On Thursday, a federal appeals court upheld Texas’ tough abortion restrictions that have led to the closure of nearly 20 clinics around the state, saying the new rules don’t jeopardize women’s health. A panel of judges at the New Orleans-based 5th Circuit Court of Appeals overturned a lower court judge who said the rules violate the U.S. Constitution and served no medical purpose. Despite the lower court’s ruling, the appeals court already had allowed some rules to go into effect while it considered the case. The latest decision means more regulations will begin later this year, as scheduled, and sets the case up for a likely appeal to the U.S. Supreme Court.
Gov. Rick Perry hailed the ruling in a statement released by his office.
“The people of Texas have spoken through their elected leaders and in support of protecting the culture of life in our state,” he said. “Today’s court decision is good news for Texas women and the unborn, and we will continue to fight for the protection of life and women’s health in Texas.”
Planned Parenthood, which sued to block the law, called the ruling “terrible” and said that “safe and legal abortion will continue to be virtually impossible for thousands of Texas women to access.”
“The latest restrictions in Texas will force women to have abortions later in pregnancy, if they are able to get to a doctor at all,” Cecile Richards, President of Planned Parenthood Votes, said in a statement. The American Civil Liberties Union said “The law is having a devastating impact on women in Texas, and the court should have struck it down.”
Last summer Texas lawmakers passed some of the toughest restrictions in the U.S. on when, where and how women may obtain an abortion. The Republican-controlled Legislature required abortion doctors to have admitting privileges at a nearby hospital and placed strict limits on doctors prescribing abortion-inducing pills.
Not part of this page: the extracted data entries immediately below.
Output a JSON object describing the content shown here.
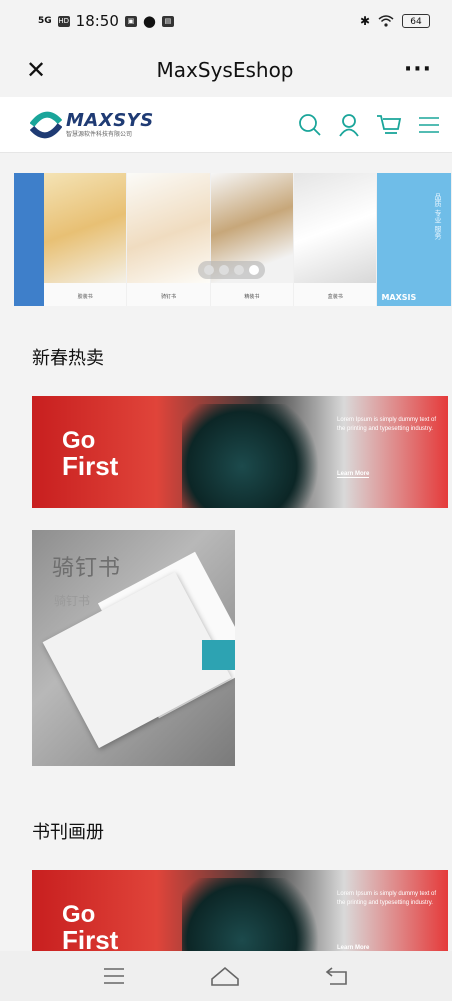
{
  "status": {
    "signal": "5G",
    "time": "18:50",
    "battery": "64"
  },
  "titlebar": {
    "close_icon": "close-icon",
    "title": "MaxSysEshop",
    "more_label": "···"
  },
  "site": {
    "brand": "MAXSYS",
    "brand_sub": "智慧源软件科技有限公司",
    "accent_color": "#1aa59a"
  },
  "banner": {
    "captions": [
      "胶装书",
      "骑钉书",
      "精装书",
      "盒装书"
    ],
    "brand": "MAXSIS",
    "vertical_text": "品质 专业 服务",
    "dots": 4,
    "active_dot": 4
  },
  "sections": [
    {
      "title": "新春热卖",
      "promo": {
        "headline_1": "Go",
        "headline_2": "First",
        "body": "Lorem Ipsum is simply dummy text of the printing and typesetting industry.",
        "cta": "Learn More"
      },
      "product": {
        "name": "骑钉书",
        "subname": "骑钉书"
      }
    },
    {
      "title": "书刊画册",
      "promo": {
        "headline_1": "Go",
        "headline_2": "First",
        "body": "Lorem Ipsum is simply dummy text of the printing and typesetting industry.",
        "cta": "Learn More"
      }
    }
  ],
  "navbar": {
    "menu": "menu-icon",
    "home": "home-icon",
    "back": "back-icon"
  }
}
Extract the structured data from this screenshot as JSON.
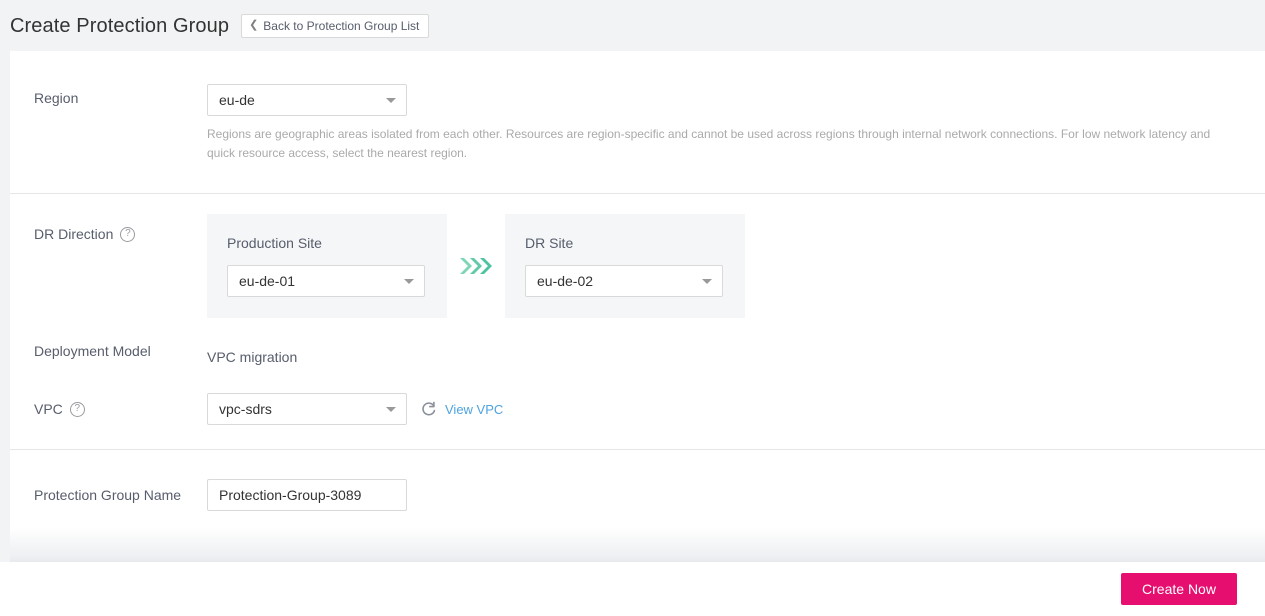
{
  "header": {
    "title": "Create Protection Group",
    "back_button_label": "Back to Protection Group List",
    "back_chevron": "chevron-left-icon"
  },
  "form": {
    "region": {
      "label": "Region",
      "value": "eu-de",
      "description": "Regions are geographic areas isolated from each other. Resources are region-specific and cannot be used across regions through internal network connections. For low network latency and quick resource access, select the nearest region."
    },
    "dr_direction": {
      "label": "DR Direction",
      "help_icon": "question-circle-icon",
      "production_site": {
        "title": "Production Site",
        "value": "eu-de-01"
      },
      "arrow_icon": "triple-chevron-right-icon",
      "dr_site": {
        "title": "DR Site",
        "value": "eu-de-02"
      }
    },
    "deployment_model": {
      "label": "Deployment Model",
      "value": "VPC migration"
    },
    "vpc": {
      "label": "VPC",
      "help_icon": "question-circle-icon",
      "value": "vpc-sdrs",
      "refresh_icon": "refresh-icon",
      "view_link_label": "View VPC"
    },
    "protection_group_name": {
      "label": "Protection Group Name",
      "value": "Protection-Group-3089",
      "placeholder": ""
    }
  },
  "footer": {
    "create_button_label": "Create Now"
  },
  "colors": {
    "accent_button": "#e60f70",
    "link": "#4ea3e0",
    "arrow_teal": "#5fc9a8",
    "page_bg": "#f2f3f5",
    "panel_bg": "#f5f6f7"
  }
}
Debate of the law drew thousands of demonstrators on both sides of the issue to the state Capitol in Austin and sparked a 12-plus hour filibuster by state Sen. Wendy Davis, a Fort Worth Democrat who succeeded in temporarily blocking passage. Though the restrictions later passed overwhelmingly, Davis catapulted to political stardom and is now running for governor.
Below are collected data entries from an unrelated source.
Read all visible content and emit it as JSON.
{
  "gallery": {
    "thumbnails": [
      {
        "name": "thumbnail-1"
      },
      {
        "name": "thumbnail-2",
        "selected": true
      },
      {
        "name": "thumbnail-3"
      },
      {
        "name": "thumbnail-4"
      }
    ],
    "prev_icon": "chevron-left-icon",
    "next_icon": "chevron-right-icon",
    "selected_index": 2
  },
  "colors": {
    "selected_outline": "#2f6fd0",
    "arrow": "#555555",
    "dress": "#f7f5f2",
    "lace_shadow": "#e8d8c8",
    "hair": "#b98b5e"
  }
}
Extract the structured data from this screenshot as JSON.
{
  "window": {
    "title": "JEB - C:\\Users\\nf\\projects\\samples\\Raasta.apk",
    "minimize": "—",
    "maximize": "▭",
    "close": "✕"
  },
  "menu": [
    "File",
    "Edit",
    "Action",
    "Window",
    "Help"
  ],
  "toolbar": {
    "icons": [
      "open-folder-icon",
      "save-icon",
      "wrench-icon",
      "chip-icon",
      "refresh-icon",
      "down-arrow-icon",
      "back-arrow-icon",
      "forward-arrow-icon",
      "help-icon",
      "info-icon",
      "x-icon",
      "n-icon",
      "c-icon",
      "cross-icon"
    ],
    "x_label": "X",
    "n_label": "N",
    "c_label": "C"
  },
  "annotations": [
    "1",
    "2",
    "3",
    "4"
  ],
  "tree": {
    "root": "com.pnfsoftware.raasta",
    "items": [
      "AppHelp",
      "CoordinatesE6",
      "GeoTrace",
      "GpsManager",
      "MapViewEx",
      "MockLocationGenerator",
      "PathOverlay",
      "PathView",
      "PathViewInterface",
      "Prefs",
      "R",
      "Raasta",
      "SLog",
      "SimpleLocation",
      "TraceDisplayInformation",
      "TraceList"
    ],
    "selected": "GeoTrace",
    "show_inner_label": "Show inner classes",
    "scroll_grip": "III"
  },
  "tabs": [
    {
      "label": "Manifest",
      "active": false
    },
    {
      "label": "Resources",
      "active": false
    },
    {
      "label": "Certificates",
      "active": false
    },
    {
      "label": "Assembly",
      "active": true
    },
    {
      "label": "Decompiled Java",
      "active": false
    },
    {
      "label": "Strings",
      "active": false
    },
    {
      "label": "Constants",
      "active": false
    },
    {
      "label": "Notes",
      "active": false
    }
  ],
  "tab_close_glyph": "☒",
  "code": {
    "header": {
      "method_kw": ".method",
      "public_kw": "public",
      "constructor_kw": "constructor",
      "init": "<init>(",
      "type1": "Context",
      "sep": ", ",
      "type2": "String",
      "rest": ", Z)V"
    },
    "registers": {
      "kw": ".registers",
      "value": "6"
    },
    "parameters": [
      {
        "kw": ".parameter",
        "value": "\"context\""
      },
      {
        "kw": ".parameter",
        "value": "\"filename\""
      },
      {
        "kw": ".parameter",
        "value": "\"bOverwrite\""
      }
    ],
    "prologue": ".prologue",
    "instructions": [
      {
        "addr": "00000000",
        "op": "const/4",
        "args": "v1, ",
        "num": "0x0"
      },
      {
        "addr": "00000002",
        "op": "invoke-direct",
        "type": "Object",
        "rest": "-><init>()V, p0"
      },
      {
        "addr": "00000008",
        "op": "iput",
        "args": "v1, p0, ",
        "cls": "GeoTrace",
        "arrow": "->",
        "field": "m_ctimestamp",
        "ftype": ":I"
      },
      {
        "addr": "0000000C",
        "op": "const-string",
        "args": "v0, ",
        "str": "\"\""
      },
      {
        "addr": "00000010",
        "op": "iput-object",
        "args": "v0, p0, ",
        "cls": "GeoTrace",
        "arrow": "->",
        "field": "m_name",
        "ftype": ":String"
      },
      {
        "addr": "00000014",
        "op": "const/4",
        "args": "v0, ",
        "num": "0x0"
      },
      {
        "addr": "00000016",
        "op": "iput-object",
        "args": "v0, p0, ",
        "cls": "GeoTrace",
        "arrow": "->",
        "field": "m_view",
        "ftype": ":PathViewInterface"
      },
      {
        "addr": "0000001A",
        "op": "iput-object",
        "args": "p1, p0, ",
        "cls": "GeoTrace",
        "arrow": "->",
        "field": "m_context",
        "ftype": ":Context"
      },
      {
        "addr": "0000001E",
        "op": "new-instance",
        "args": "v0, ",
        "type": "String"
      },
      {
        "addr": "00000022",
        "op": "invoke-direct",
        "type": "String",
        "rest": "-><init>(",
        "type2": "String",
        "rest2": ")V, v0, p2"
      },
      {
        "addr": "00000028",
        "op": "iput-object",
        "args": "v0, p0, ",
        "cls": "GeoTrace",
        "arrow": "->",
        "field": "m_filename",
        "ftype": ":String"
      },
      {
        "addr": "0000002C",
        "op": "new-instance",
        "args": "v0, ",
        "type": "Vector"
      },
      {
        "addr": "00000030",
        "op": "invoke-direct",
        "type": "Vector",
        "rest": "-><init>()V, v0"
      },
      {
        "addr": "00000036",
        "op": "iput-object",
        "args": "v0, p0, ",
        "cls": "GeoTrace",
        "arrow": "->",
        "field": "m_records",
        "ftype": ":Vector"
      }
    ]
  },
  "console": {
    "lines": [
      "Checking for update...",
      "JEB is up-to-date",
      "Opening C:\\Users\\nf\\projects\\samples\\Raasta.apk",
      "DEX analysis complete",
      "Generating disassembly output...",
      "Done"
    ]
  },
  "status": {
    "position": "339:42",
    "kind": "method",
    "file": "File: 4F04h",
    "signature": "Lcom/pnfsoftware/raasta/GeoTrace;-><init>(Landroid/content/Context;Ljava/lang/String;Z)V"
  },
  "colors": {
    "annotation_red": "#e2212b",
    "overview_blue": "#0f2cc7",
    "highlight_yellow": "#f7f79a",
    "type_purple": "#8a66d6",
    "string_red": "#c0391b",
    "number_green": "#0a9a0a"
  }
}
Republican leaders in Texas oppose abortion, except in cases where the life of the mother is at risk. In passing the new rules, they argued they were protecting the health of the woman.
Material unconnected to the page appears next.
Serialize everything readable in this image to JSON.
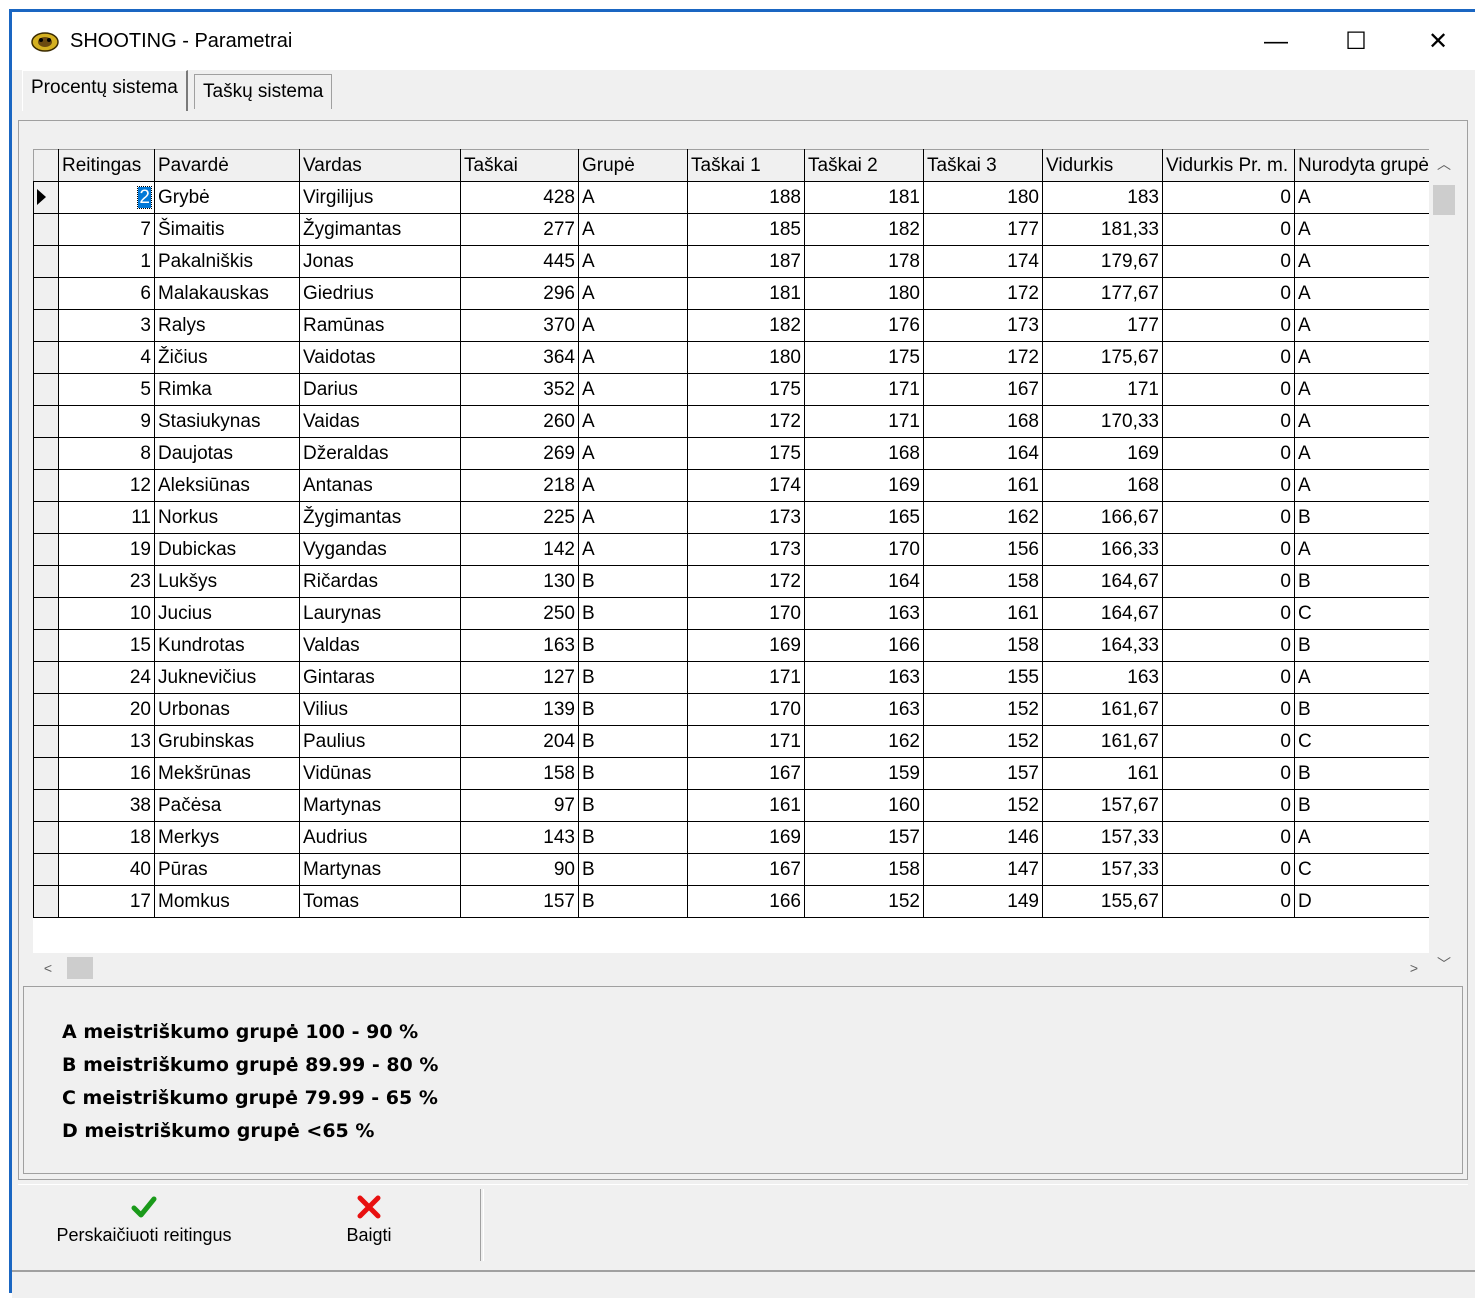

Another requirement of the law states that all procedures take place in a surgical facility, do not take effect until September.
U.S. District Judge Lee Yeakel ruled in October that the provisions place an unconstitutional burden on women’s access to abortion.
Three days after Yeakel’s ruling, the 5th Circuit allowed Texas to enforce the law while the state appealed the decision. Some 19 clinics have shut down since, leaving 24 still open to serve a population of 26 million Texans. More closures could happen after the additional restrictions are in place.
But it looks like this case will go all the way to the US Supreme Court.